The middle section of this adventure is drawn by Cris Bolson, the rest by Adriana Melo, which makes for a slightly inconsistent result. As I suggested in my previous review, it would have been better to put Bolson on one complete story (such as the previous two-parter The Transformed), rather than to alternate artists within the same narrative. From that point on, though, it’s Melo all the way for the remainder of the book. Fortunately, both artists are good at doing monsters and property damage – there’s quite a bit of both in this thrilling tale!



The Ninth Doctor, Rose and Jack head to Brazil in 1682 on the next leg of their transtemporal mystery tour. The Iara have long been thought a Brazilian myth, but when these unearthly mercreatures prove to be aquatic aliens making an unscheduled stop on planet Earth, the TARDIS team must establish their intentions and broker peace across the water barrier! Meanwhile, Jack’s past has finally come back to haunt him! Will he ever be able to recover his friends’ trust? Plus: there’s a new companion aboard the TARDIS…!

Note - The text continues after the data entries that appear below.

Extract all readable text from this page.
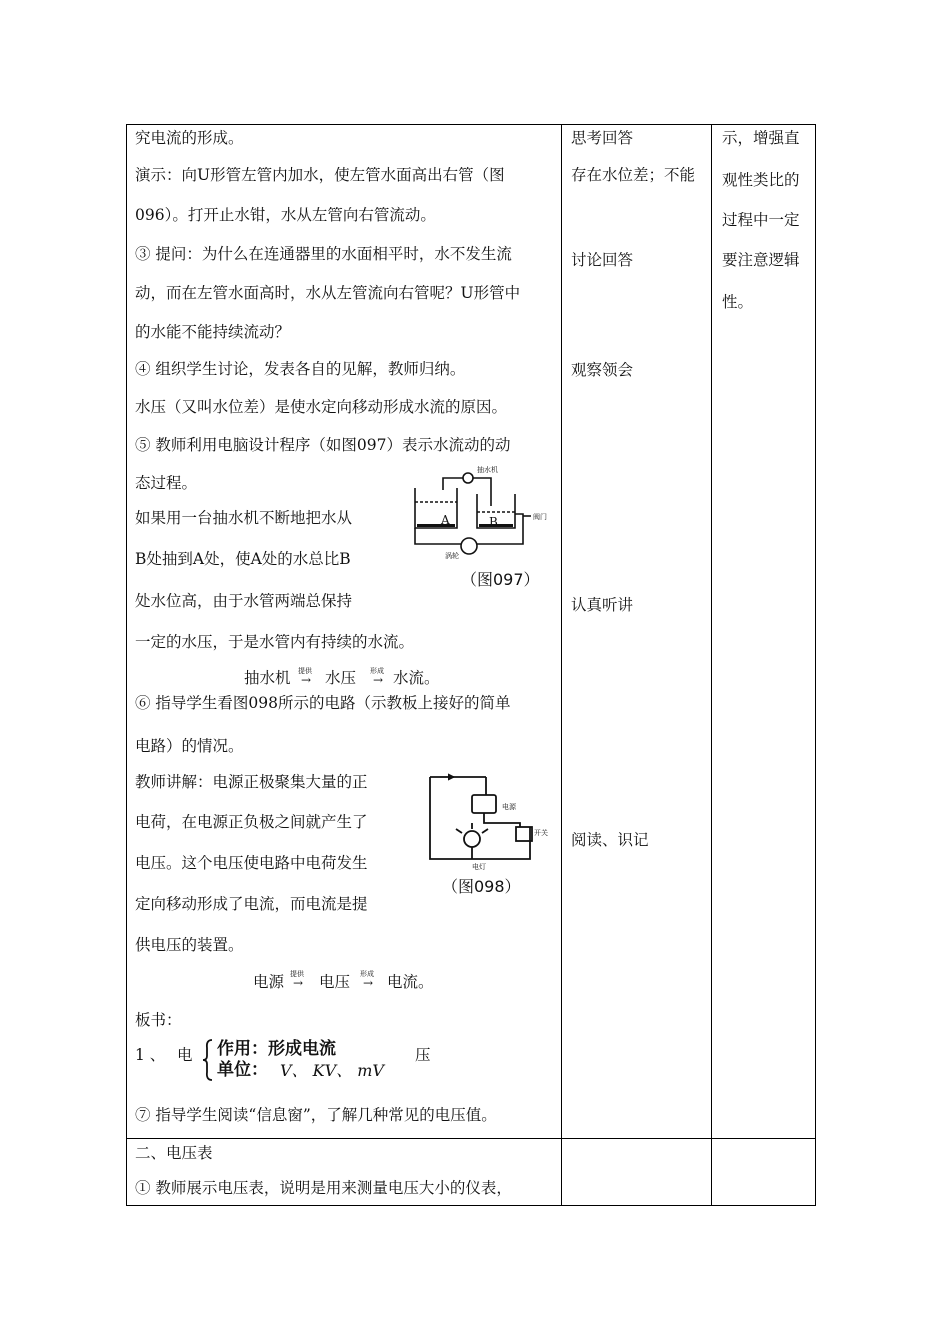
究电流的形成。
演示：向U形管左管内加水，使左管水面高出右管（图
096）。打开止水钳，水从左管向右管流动。
③ 提问：为什么在连通器里的水面相平时，水不发生流
动，而在左管水面高时，水从左管流向右管呢？U形管中
的水能不能持续流动？
④ 组织学生讨论，发表各自的见解，教师归纳。
水压（又叫水位差）是使水定向移动形成水流的原因。
⑤ 教师利用电脑设计程序（如图097）表示水流动的动
态过程。
如果用一台抽水机不断地把水从
B处抽到A处，使A处的水总比B
处水位高，由于水管两端总保持
一定的水压，于是水管内有持续的水流。
抽水机 提供
→ 水压 形成
→ 水流。
⑥ 指导学生看图098所示的电路（示教板上接好的简单
电路）的情况。
教师讲解：电源正极聚集大量的正
电荷，在电源正负极之间就产生了
电压。这个电压使电路中电荷发生
定向移动形成了电流，而电流是提
供电压的装置。
电源 提供
→ 电压 形成
→ 电流。
板书：
1 、 电 作用：形成电流
单位： V、 KV、 mV
压
⑦ 指导学生阅读“信息窗”，了解几种常见的电压值。
二、电压表
① 教师展示电压表，说明是用来测量电压大小的仪表，
思考回答
存在水位差；不能
讨论回答
观察领会
认真听讲
阅读、识记
示，增强直
观性类比的
过程中一定
要注意逻辑
性。
A	B
抽水机
阀门
涡轮
（图097）
电源
开关
电灯
（图098）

It turns out that this graphic novel is all about Tara Mishra, who stows away at the end of the first story and accompanies the Doctor, Rose and Jack during the second one, Slaver’s Song. We experience the wonders and dangers of TARDIS travel anew through her eyes (and hugely beaming smile), with several text panels written from her point of view.

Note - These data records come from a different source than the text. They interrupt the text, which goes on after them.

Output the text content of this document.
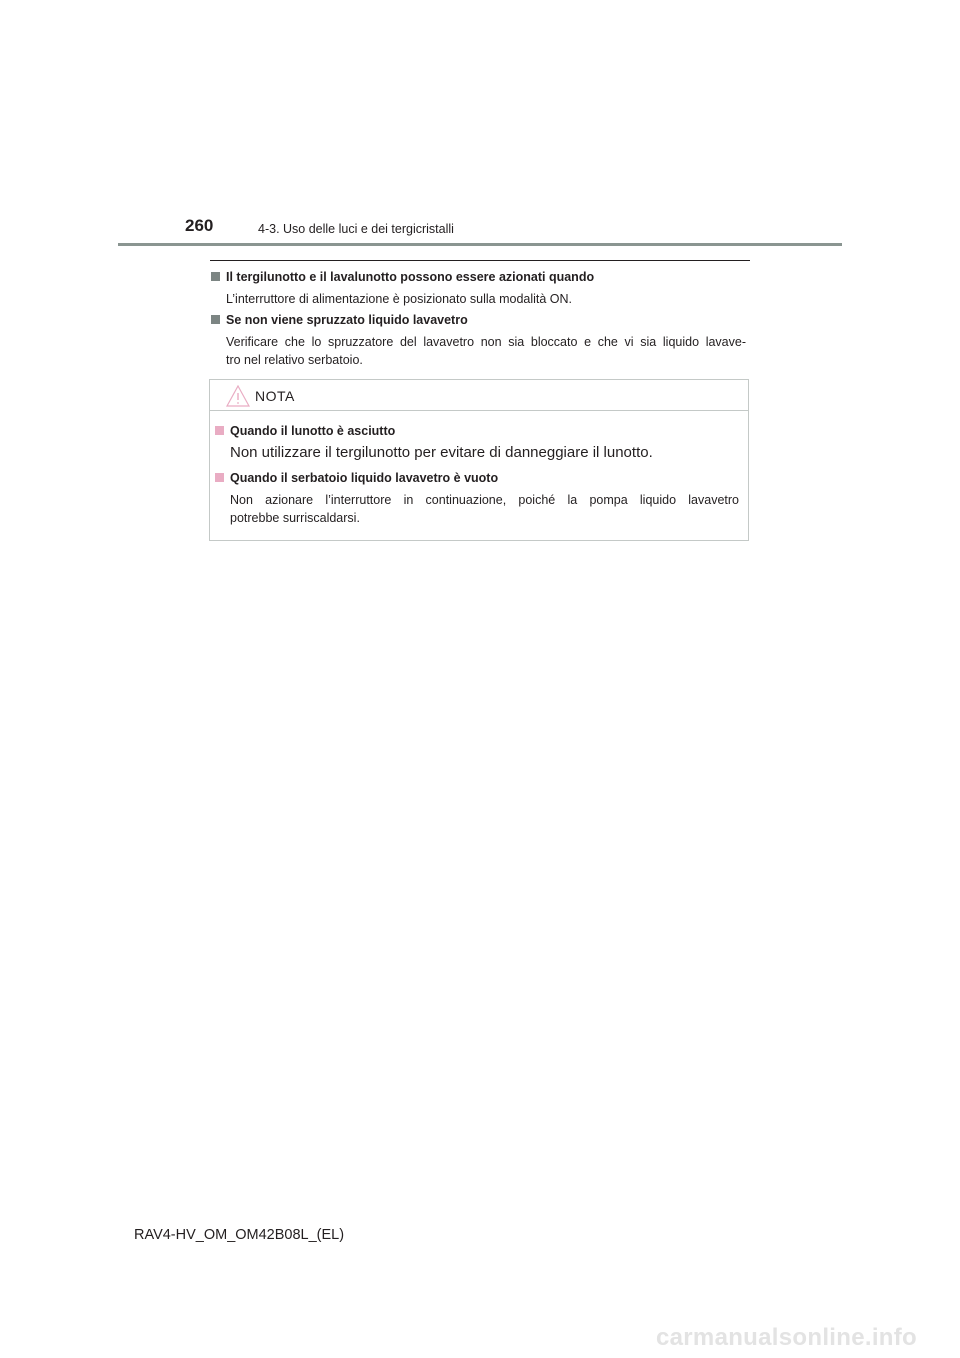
260	4-3. Uso delle luci e dei tergicristalli
Il tergilunotto e il lavalunotto possono essere azionati quando
L’interruttore di alimentazione è posizionato sulla modalità ON.
Se non viene spruzzato liquido lavavetro
Verificare che lo spruzzatore del lavavetro non sia bloccato e che vi sia liquido lavave-
tro nel relativo serbatoio.
NOTA
Quando il lunotto è asciutto
Non utilizzare il tergilunotto per evitare di danneggiare il lunotto.
Quando il serbatoio liquido lavavetro è vuoto
Non azionare l’interruttore in continuazione, poiché la pompa liquido lavavetro
potrebbe surriscaldarsi.
RAV4-HV_OM_OM42B08L_(EL)
carmanualsonline.info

The Doctor is very pleased to have Tara as his eager new companion. Rose is decidedly less so. Cavan Scott foreshadows her jealousy of Sarah Jane Smith in her reaction to the presence of this dark-haired rival for the Time Lord’s affections.

Artist Adriana Melo also contributes to the plot. She co-devised the story with Scott, bringing aspects of her own Brazilian culture to the table, in the curvaceous shape of a fish-woman, Yiara, and a more frightening male monster, Lpupiara. The former is inspired by Iara (alternatively spelled Uiara or Yara), a siren or mermaid-type figure from the legends of Brazil based on indigenous Tupi and Guaraní mythology. Another aspect of the myth is an aggressive, monstrous merman known as Ipupiara (meaning freshwater monster). Melo is, of course, well qualified to draw the sexy siren, though Lpupiara occasionally looks unintentionally comical.

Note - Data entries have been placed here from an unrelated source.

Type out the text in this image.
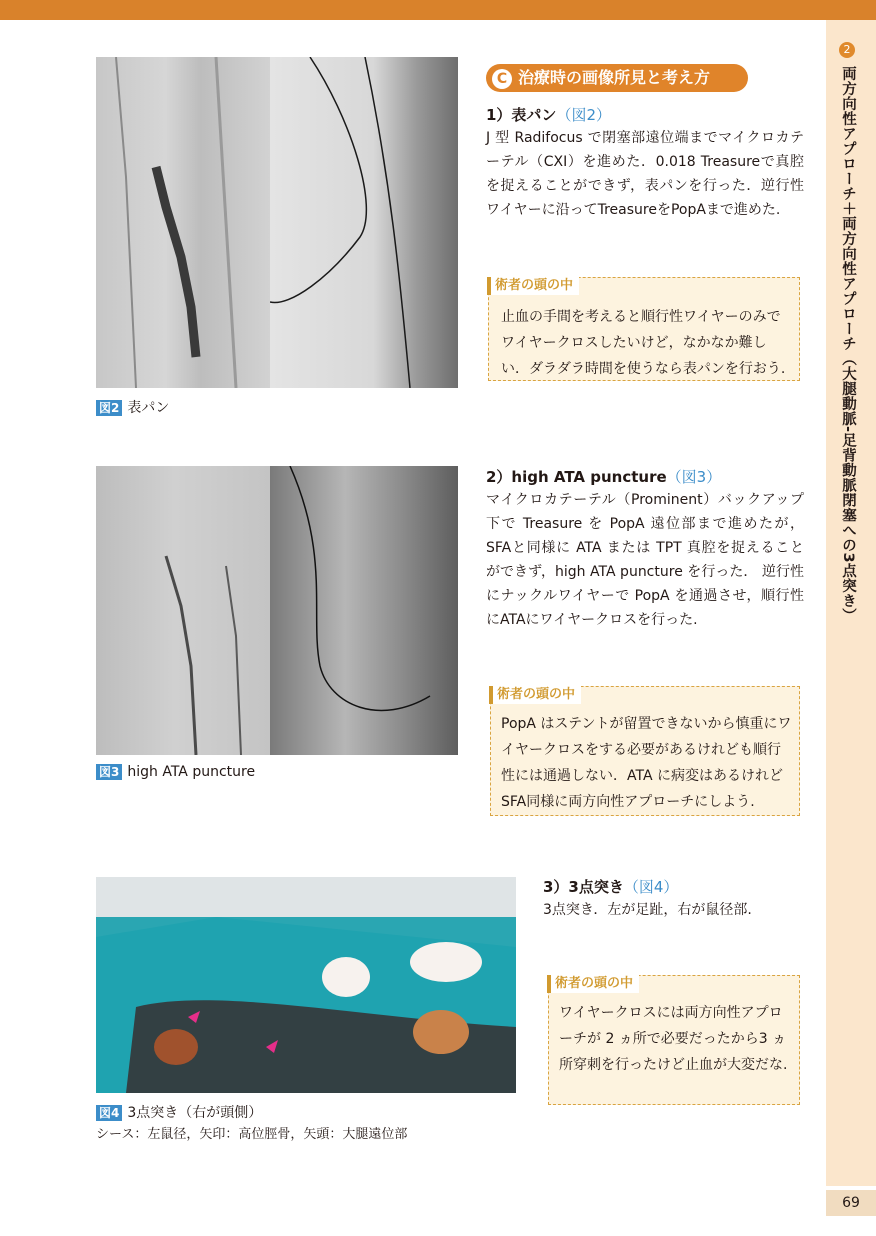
2
両方向性アプローチ＋両方向性アプローチ（大腿動脈‑足背動脈閉塞への3点突き）
69
図2 表パン
C 治療時の画像所見と考え方
1）表パン（図2）
J 型 Radifocus で閉塞部遠位端までマイクロカテーテル（CXI）を進めた．0.018 Treasureで真腔を捉えることができず，表パンを行った．逆行性ワイヤーに沿ってTreasureをPopAまで進めた.
術者の頭の中
止血の手間を考えると順行性ワイヤーのみでワイヤークロスしたいけど，なかなか難しい．ダラダラ時間を使うなら表パンを行おう.
図3 high ATA puncture
2）high ATA puncture（図3）
マイクロカテーテル（Prominent）バックアップ下で Treasure を PopA 遠位部まで進めたが，SFAと同様に ATA または TPT 真腔を捉えることができず，high ATA puncture を行った． 逆行性にナックルワイヤーで PopA を通過させ，順行性にATAにワイヤークロスを行った.
術者の頭の中
PopA はステントが留置できないから慎重にワイヤークロスをする必要があるけれども順行性には通過しない．ATA に病変はあるけれどSFA同様に両方向性アプローチにしよう.
図4 3点突き（右が頭側）
シース：左鼠径，矢印：高位脛骨，矢頭：大腿遠位部
3）3点突き（図4）
3点突き．左が足趾，右が鼠径部.
術者の頭の中
ワイヤークロスには両方向性アプローチが 2 ヵ所で必要だったから3 ヵ所穿刺を行ったけど止血が大変だな.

Meanwhile, after languishing in the background since the ongoing Ninth Doctor series was launched, the mystery of Captain Jack’s missing memories comes to the fore here, occupying a significant proportion of the narrative. His plot arc takes a decisive step forward, in a way that will have lasting consequences for the TARDIS crew…

This is a fast-moving tale, seeming almost like a condensed three-parter at times. The 16th page of the strip feels as though it could be the end of the first episode – and perhaps, in an earlier draft, it had been. The whole affair concludes with an excitingly out of the blue cliffhanger / teaser that will have you counting the days until the release of the next volume.



The book also includes cover galleries, creator biographies and a handy chronology of the ever-expanding library of Doctor Who titles that are available from Titan. It’s no secret that this is an excellent collection!